Across the current dataset:
- 28.7% of job postings carry multiple department tags
- Department breakdown sums exceed
numberOfOpenRolesfor 98% of companies - Contract and location breakdowns show similar patterns (85–86%)
The pct field is calculated as (category_count / numberOfOpenRoles) × 100. Because of multi-tagging, individual categories can exceed 100% and the sum across categories will exceed 100%.
Top-N Truncation (Sums Fall Short of Total)
Only the top categories per dimension are included in the breakdown arrays — not every category. For companies with hiring spread across many departments or locations, the visible categories won't capture the full picture.
This causes breakdown sums to fall below numberOfOpenRoles in a smaller percentage of cases:
- Contracts: ~7% of companies (worst cases show top-5 covering < 10% of total)
- Locations: ~3% of companies
Summary
| Dimension | Sum > Total | Sum < Total | Sum ≈ Total |
|---|---|---|---|
| Departments | 98% | < 1% | ~2% |
| Seniority | 89% | < 1% | ~11% |
| Locations | 86% | 3% | ~11% |
| Contracts | 85% | 7% | ~8% |
Key takeaway: Treat breakdowns as "which categories are most represented" rather than an exhaustive partition of total open roles. The breakdowns show relative concentration, not a mutually exclusive split.
Hiring Velocity vs. Hiring Trends
These are separate signals with different classification systems.
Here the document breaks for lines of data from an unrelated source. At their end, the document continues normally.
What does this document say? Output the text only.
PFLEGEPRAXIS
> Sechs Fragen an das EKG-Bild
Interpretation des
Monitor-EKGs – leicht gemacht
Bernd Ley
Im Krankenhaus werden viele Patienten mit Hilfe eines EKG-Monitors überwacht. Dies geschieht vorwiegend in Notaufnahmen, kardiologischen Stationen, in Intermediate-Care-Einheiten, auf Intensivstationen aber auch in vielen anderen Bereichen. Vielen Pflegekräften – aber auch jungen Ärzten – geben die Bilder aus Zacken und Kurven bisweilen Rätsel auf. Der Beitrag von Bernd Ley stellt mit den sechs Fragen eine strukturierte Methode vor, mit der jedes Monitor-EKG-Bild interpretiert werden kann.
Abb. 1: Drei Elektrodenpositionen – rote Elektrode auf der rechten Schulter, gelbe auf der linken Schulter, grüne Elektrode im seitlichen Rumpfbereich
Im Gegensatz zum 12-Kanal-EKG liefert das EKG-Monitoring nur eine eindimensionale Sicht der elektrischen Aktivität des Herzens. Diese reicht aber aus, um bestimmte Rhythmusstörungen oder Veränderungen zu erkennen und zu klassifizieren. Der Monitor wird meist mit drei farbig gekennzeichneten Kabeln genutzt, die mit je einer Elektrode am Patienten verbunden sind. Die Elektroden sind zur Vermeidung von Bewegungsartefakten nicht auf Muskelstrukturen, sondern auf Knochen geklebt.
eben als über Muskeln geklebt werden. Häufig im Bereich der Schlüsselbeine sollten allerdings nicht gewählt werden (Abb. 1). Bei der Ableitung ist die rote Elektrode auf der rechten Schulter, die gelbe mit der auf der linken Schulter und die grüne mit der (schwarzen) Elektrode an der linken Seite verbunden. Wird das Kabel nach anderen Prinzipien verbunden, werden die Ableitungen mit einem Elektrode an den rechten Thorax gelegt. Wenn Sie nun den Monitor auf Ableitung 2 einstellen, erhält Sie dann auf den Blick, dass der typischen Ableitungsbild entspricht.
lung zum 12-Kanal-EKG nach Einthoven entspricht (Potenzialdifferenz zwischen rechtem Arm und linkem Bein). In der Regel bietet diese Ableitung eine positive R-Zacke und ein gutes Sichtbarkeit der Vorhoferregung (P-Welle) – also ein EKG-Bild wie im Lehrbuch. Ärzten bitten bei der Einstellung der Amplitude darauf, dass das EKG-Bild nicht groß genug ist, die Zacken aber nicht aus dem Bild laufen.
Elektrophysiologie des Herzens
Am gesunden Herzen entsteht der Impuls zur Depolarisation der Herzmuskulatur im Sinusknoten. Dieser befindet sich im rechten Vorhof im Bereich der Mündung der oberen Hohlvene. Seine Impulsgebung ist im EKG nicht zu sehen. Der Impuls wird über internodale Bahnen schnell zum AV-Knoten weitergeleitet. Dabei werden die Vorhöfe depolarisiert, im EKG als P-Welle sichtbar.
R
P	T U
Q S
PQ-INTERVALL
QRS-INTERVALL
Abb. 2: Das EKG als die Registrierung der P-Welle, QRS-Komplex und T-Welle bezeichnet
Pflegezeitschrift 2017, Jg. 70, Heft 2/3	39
They are complementary views of hiring activity, not the same metric computed two ways.
Side-by-Side Comparison
| Hiring Velocity | Hiring Trends | |
|---|---|---|
| Purpose | How fast is this company hiring overall? | Which departments are actively building? |
| Row grain | 1 row per company | 1 row per (company, department) |
| Department classification | Provider's native category tags on each job posting | Autobound's 23-category regex matching on job titles |
| Freshness filters | Not closed, last_seen ≤ 60d, first_seen ≤ 180d | Not closed, matched in current batch |
| Company filter | Any company with open roles | Must exist in Autobound's company database |
| Breakdowns included | Departments, seniority, locations, contract types | Top locations and sample job titles only |
| Refresh cadence | Weekly | Weekly |
Why Numbers Won't Match
-
Different classification systems. Hiring Velocity uses the job data provider's native
categoriesattribute (assigned when the job is first indexed). Hiring Trends uses Autobound's own regex patterns matched against the job title text. These two systems will classify the same job differently in many cases. -
Different company coverage. Hiring Trends only emits signals for companies in Autobound's company database. Hiring Velocity includes any company with active job postings.
-
Different granularity. Hiring Trends produces a separate signal for each department a company is hiring in, with
open_roles_countreflecting that specific department. Hiring Velocity produces one signal per company withnumberOfOpenRolesreflecting all active roles.